Un Grito de Alarma por la Financiación
La preocupación central radica en que la iniciativa, si bien puede ser un avance conceptual y legal importante, no ha venido acompañada de un plan financiero robusto. Los expertos señalan que las nuevas tareas, como la investigación especializada, la atención a víctimas, la capacitación de personal y la recopilación de datos forenses, demandan una inversión considerable. Sin este respaldo económico, las instituciones encargadas de aplicar la ley se verán imposibilitadas para cumplir con las nuevas directrices, perpetuando así la impunidad que tanto se busca combatir.
En el contexto de la lucha contra la violencia de género, la falta de recursos ha sido históricamente un obstáculo insalvable. Las organizaciones de la sociedad civil, que a menudo suplen las carencias del Estado en la atención y acompañamiento a víctimas, han insistido en la necesidad de un financiamiento público estable y suficiente. La nueva ley, sin este componente, corre el riesgo de convertirse en una carga adicional para un sistema ya de por sí sobrepasado.
La Consulta, Otro Flanco Débil
Pero las críticas no se detienen en el aspecto presupuestal. Otro punto de fricción importante es la amplitud y profundidad del proceso de consulta que acompañó la elaboración de la iniciativa. Si bien se han realizado foros y mesas de trabajo, muchos de los actores involucrados consideran que el proceso fue insuficiente y que no se logró incorporar plenamente las perspectivas y experiencias de todos los sectores relevantes.
Se argumenta que una ley de esta magnitud, que impacta directamente en la vida de miles de mujeres y en la estructura del sistema de justicia, debió haber sido sometida a un escrutinio más amplio y participativo. La inclusión de voces diversas, desde las familias de las víctimas hasta los operadores de justicia en primera línea, es fundamental para asegurar que la legislación sea efectiva, realista y sensible a las complejidades del fenómeno del feminicidio.
El Feminicidio: Una Realidad que Exige Acción Integral
El feminicidio en México no es un problema nuevo ni coyuntural; es una manifestación extrema de la violencia de género que ha permeado la sociedad durante décadas. Las cifras oficiales, aunque a menudo cuestionadas por su subregistro, dan cuenta de una crisis persistente. Cada día, mujeres son asesinadas por razones de género, y la impunidad sigue siendo la norma en la mayoría de los casos.
En este escenario, cualquier iniciativa que busque abordar el problema debe ser integral y contar con los pilares necesarios para su éxito.
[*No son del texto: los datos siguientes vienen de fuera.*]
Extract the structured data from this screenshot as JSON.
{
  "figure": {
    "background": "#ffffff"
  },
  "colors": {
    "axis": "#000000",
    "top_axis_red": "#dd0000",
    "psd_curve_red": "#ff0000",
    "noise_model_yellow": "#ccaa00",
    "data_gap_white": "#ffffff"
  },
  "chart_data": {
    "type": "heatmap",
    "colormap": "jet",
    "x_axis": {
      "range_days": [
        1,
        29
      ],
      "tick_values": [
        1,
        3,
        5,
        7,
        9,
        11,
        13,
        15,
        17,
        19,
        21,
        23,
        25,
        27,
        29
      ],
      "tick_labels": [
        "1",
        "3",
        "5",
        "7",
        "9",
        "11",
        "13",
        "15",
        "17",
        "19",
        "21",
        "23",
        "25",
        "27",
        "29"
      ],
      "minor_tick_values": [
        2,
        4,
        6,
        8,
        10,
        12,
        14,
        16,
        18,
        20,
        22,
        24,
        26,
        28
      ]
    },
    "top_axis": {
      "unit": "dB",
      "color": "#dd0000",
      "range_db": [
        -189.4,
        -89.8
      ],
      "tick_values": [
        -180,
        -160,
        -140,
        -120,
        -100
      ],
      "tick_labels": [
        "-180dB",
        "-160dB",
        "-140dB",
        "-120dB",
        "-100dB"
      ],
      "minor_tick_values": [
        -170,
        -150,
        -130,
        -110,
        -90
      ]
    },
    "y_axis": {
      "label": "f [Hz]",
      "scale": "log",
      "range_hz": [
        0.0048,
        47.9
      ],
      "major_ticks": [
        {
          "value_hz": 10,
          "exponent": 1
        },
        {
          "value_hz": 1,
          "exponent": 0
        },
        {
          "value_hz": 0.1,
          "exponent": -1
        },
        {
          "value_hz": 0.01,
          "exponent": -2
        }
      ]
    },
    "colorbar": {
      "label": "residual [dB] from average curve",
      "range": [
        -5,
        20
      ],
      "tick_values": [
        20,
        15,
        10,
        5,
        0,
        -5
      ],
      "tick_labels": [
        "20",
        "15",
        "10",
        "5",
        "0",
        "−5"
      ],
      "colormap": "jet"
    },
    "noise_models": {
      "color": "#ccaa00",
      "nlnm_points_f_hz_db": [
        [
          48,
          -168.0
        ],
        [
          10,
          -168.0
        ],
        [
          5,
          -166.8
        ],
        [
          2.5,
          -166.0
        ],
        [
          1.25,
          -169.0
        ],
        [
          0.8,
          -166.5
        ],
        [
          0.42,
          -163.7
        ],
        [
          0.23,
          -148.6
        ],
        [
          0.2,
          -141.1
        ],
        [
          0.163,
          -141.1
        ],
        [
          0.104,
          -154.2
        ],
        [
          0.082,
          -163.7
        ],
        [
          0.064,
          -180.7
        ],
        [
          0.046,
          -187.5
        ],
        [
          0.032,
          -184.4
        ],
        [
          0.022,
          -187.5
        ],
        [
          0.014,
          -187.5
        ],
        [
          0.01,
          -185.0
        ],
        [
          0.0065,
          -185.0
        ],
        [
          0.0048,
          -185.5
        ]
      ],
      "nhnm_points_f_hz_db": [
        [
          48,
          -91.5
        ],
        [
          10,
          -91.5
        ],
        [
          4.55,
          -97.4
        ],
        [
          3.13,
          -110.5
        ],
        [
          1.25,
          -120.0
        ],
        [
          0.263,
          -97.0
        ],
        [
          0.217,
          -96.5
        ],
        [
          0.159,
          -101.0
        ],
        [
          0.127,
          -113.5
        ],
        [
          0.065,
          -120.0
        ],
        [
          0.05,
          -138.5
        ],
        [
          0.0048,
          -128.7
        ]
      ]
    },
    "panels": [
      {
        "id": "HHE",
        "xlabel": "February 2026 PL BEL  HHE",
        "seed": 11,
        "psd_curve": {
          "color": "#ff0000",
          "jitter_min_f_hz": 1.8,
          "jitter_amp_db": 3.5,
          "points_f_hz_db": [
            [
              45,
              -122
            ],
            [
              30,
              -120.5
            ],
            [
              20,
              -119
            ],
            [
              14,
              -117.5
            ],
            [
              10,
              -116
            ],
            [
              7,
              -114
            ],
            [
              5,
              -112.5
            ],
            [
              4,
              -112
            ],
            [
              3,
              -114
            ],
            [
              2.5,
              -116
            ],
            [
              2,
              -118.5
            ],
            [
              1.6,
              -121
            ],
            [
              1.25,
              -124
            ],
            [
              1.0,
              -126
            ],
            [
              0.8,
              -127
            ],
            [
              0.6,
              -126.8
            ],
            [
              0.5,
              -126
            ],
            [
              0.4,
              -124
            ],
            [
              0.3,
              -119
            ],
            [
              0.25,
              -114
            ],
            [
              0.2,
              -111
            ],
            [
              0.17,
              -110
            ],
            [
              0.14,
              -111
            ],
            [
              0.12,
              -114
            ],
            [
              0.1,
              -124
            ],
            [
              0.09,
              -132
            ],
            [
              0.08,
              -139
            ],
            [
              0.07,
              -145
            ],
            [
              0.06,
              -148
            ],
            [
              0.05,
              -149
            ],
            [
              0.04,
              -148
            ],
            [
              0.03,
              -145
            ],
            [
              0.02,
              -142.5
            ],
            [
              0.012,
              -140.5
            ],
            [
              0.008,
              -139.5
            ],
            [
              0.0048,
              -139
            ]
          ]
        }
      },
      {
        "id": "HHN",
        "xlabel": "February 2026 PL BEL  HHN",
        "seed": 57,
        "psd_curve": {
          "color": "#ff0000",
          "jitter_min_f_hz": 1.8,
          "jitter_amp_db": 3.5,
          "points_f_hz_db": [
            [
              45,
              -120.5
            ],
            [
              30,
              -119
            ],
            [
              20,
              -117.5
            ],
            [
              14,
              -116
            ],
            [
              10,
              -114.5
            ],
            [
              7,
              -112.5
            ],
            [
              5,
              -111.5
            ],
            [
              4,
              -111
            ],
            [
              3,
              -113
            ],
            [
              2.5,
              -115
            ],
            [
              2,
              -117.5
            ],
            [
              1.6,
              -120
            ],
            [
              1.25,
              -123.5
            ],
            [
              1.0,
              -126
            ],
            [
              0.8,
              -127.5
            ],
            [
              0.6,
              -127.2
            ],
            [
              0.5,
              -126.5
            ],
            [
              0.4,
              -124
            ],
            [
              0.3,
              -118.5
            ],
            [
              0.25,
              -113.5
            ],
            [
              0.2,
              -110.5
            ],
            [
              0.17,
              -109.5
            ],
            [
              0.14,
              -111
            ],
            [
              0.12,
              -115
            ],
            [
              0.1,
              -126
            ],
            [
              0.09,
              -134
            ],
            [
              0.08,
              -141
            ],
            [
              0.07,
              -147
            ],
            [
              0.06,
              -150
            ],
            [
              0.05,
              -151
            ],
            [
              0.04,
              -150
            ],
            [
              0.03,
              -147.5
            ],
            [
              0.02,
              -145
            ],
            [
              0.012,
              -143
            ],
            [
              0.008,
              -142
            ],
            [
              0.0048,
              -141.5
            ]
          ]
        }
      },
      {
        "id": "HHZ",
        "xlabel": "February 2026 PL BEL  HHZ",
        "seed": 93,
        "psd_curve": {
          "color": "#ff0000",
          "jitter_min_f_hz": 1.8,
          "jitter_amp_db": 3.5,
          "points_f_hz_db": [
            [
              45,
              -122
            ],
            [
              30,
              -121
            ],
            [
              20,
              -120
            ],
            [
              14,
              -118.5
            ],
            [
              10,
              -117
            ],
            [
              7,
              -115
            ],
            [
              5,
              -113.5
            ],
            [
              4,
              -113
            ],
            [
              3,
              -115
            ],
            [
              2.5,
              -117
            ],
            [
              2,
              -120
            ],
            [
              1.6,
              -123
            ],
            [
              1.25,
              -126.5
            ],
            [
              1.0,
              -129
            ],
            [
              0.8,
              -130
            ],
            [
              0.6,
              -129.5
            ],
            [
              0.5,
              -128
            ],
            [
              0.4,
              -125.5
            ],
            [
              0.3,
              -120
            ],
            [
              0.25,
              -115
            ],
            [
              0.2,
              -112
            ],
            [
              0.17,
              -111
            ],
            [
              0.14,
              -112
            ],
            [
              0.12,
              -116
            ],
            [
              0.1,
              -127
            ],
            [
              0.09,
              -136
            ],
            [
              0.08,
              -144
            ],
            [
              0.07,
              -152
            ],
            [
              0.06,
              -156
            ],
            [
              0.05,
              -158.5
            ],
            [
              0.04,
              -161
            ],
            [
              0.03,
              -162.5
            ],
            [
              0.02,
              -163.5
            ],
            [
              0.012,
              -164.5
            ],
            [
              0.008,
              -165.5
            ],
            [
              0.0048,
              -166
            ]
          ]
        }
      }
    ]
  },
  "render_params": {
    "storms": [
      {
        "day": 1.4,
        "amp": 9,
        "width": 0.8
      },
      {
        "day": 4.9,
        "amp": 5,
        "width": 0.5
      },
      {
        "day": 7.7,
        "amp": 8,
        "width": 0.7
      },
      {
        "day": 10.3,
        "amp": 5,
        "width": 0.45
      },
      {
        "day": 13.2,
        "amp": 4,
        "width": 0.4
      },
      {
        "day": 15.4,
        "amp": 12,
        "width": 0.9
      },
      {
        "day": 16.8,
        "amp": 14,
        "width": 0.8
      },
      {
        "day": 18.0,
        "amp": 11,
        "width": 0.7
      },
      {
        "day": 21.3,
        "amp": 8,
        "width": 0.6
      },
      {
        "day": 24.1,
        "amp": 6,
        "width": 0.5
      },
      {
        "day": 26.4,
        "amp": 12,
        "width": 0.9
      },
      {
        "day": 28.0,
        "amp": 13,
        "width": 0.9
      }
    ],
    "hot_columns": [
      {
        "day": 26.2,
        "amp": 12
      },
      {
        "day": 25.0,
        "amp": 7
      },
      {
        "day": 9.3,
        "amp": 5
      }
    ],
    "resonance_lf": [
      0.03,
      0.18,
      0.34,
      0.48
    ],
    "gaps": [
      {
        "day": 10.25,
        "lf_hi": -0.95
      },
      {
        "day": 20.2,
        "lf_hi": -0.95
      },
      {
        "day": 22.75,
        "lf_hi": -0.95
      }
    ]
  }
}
La voluntad política, expresada en la presentación de una ley, es un primer paso, pero debe ir acompañada de la asignación de recursos económicos y de un proceso de construcción legislativa verdaderamente inclusivo y democrático.
Implicaciones y el Camino a Seguir
La advertencia de fiscales, activistas y académicas no debe ser ignorada. Si la iniciativa presidencial se aprueba sin las modificaciones necesarias en cuanto a financiamiento y consulta, se corre el riesgo de generar expectativas que no podrán ser cumplidas. Esto podría derivar en frustración, desconfianza hacia las instituciones y, lo más grave, en la continuidad de la violencia y la impunidad.
El camino a seguir implica un diálogo constructivo entre el gobierno, el poder legislativo y la sociedad civil. Es imperativo que se destinen los recursos presupuestales suficientes para la implementación de la ley y que se amplíe el proceso de consulta para asegurar que la legislación refleje las necesidades y realidades del país. Solo así se podrá aspirar a un combate efectivo contra el feminicidio y a la construcción de una sociedad más justa y segura para todas las mujeres.
La lucha contra el feminicidio es una batalla que México no puede permitirse perder. Las voces críticas que hoy señalan las deficiencias de la iniciativa presidencial son un llamado a la responsabilidad y a la acción decidida. Es hora de pasar de las buenas intenciones a las acciones concretas y con el respaldo necesario para que la justicia, finalmente, prevalezca.